There is one church about 10 miles from my house that is meeting at 25% capacity, masked, with restrictions on singing. They were reported to the state as violating the meeting rules, specifically the mask mandate. This was untrue, which is why they suspected the complaint came from someone outside the church who simply saw that there were cars in the parking lot. But it did instigate a church-wide email reminding all parishioners to abide by the state rules.
We have an active mask mandate and mask compliance is universal for indoors gatherings and casual shopping. About half of the people we see at parks, on playgrounds, or running outdoors are wearing masks.
Until the end of the summer, most playgrounds were closed or blocked off. This did not stop people from using the playgrounds and most municipalities threw up their hands and gave up by August. A few parks doubled down, going so far as to rent fencing to block people from the play structures. This behavior has largely ended (as of March 2021).
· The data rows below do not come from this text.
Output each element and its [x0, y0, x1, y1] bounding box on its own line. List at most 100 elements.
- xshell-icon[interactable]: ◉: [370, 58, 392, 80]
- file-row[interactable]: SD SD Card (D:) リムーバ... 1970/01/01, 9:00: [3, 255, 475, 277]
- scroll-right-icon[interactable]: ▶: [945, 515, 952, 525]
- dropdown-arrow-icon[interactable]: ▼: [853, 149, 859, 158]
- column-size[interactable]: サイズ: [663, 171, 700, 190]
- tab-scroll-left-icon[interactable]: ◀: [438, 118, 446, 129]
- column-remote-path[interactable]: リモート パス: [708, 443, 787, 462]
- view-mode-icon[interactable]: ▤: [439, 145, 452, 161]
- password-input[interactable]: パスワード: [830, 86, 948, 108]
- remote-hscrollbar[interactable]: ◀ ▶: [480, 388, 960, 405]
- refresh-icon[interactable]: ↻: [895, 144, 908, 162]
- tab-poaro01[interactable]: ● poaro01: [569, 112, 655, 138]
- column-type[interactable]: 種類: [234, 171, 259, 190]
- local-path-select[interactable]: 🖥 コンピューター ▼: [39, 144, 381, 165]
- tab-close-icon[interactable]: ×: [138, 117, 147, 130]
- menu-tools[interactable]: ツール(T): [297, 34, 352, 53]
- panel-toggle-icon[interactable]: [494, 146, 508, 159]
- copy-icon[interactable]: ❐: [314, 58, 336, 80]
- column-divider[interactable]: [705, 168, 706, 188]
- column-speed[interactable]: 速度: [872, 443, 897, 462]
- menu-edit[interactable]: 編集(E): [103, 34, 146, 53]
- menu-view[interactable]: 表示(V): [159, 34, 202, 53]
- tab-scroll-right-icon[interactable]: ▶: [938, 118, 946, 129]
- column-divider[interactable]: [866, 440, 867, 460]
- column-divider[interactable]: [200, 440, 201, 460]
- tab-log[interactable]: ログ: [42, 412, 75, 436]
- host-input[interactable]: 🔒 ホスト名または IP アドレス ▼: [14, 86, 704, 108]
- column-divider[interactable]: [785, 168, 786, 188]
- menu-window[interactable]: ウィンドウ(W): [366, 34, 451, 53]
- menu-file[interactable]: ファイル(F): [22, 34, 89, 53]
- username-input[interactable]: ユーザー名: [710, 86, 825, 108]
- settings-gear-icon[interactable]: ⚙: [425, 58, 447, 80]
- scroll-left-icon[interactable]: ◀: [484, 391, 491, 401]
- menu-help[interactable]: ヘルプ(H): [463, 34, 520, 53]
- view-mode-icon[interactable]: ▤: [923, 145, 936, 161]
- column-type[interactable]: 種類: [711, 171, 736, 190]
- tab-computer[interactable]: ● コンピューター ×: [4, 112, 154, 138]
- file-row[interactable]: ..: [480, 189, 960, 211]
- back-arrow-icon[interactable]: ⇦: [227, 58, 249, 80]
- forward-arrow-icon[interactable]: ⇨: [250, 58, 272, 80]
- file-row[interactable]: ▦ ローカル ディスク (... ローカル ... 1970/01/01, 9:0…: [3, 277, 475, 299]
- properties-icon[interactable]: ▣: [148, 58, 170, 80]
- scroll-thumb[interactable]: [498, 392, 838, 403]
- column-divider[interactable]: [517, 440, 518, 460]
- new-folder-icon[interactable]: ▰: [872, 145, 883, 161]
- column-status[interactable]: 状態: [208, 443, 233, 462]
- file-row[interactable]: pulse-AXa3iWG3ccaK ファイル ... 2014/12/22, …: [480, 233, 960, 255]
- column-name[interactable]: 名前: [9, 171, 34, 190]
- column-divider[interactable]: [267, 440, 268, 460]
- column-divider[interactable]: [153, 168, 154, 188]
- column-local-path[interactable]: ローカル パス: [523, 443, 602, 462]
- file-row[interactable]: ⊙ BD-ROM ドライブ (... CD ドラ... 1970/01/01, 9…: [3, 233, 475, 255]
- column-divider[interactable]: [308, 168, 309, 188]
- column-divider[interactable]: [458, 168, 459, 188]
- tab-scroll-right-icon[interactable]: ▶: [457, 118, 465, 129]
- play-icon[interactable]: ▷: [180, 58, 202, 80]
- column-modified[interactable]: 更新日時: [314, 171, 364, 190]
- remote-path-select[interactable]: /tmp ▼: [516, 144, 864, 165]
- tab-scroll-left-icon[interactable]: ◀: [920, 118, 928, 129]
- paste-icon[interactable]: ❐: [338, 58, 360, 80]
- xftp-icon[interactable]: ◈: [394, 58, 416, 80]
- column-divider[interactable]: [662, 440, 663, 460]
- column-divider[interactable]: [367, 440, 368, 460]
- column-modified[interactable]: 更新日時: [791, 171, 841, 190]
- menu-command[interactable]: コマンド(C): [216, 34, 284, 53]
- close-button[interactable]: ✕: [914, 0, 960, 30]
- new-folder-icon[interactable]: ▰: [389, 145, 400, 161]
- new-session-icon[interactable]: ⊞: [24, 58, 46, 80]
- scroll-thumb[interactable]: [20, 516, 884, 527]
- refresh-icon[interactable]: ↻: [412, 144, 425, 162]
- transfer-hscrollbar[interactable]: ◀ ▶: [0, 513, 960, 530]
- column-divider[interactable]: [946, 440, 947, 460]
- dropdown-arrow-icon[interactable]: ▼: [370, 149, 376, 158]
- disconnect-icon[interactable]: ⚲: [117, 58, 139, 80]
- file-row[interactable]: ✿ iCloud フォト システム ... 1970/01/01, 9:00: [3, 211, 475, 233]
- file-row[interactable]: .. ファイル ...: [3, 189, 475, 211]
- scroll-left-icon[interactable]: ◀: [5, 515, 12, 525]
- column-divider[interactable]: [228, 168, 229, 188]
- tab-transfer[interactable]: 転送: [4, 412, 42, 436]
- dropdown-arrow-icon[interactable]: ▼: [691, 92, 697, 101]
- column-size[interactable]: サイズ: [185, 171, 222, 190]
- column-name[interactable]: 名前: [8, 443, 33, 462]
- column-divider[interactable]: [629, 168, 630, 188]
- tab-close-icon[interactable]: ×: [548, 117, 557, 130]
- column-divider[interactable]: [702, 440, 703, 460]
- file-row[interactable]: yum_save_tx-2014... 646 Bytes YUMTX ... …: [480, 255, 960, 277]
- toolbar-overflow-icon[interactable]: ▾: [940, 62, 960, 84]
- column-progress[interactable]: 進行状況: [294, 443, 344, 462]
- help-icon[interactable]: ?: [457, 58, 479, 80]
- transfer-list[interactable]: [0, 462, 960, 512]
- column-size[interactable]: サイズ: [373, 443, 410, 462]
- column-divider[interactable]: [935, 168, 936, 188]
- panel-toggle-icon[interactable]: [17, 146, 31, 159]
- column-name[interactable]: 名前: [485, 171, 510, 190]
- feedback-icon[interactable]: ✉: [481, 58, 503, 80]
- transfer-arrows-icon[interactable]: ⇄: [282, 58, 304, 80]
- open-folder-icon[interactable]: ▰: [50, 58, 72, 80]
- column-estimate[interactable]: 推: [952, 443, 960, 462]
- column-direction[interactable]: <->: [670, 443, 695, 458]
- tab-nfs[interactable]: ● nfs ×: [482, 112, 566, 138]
Indoor dining was banned entirely until the late fall. Many restaurants compensated for this by setting up tents outside their structure and setting tables inside those tents. According to state guidelines, tents were supposed to have 2 open sides and be well ventilated. This was neither implemented nor enforced. Most restaurants simply put up tents in the parking lot and seated people in them.
When indoor dining was allowed, it was at 25% capacity. This restriction was mostly just ignored. Restaurants either didn’t seat people inside at all, or blocked off a few tables and called that good. Cafes have a similar pattern in which they will allow people indoors and set out a few chairs that they will tape off as a demonstration of limited capacity but then keep as many open tables as they can plausibly fit in their space.
Fast food restaurants have entirely closed off all indoor dining.
All movie theaters in Seattle are closed except for the AMC theaters, which are available if you want to rent an entire theater for a showing. The pricing is variable, $100 for old movies and $250-$300 for new movies. Theater capacity is limited to 20 people, which makes it very easy to keep socially distant. Masking is required but not enforced and patrons are permitted to remove masks if they are eating or drinking.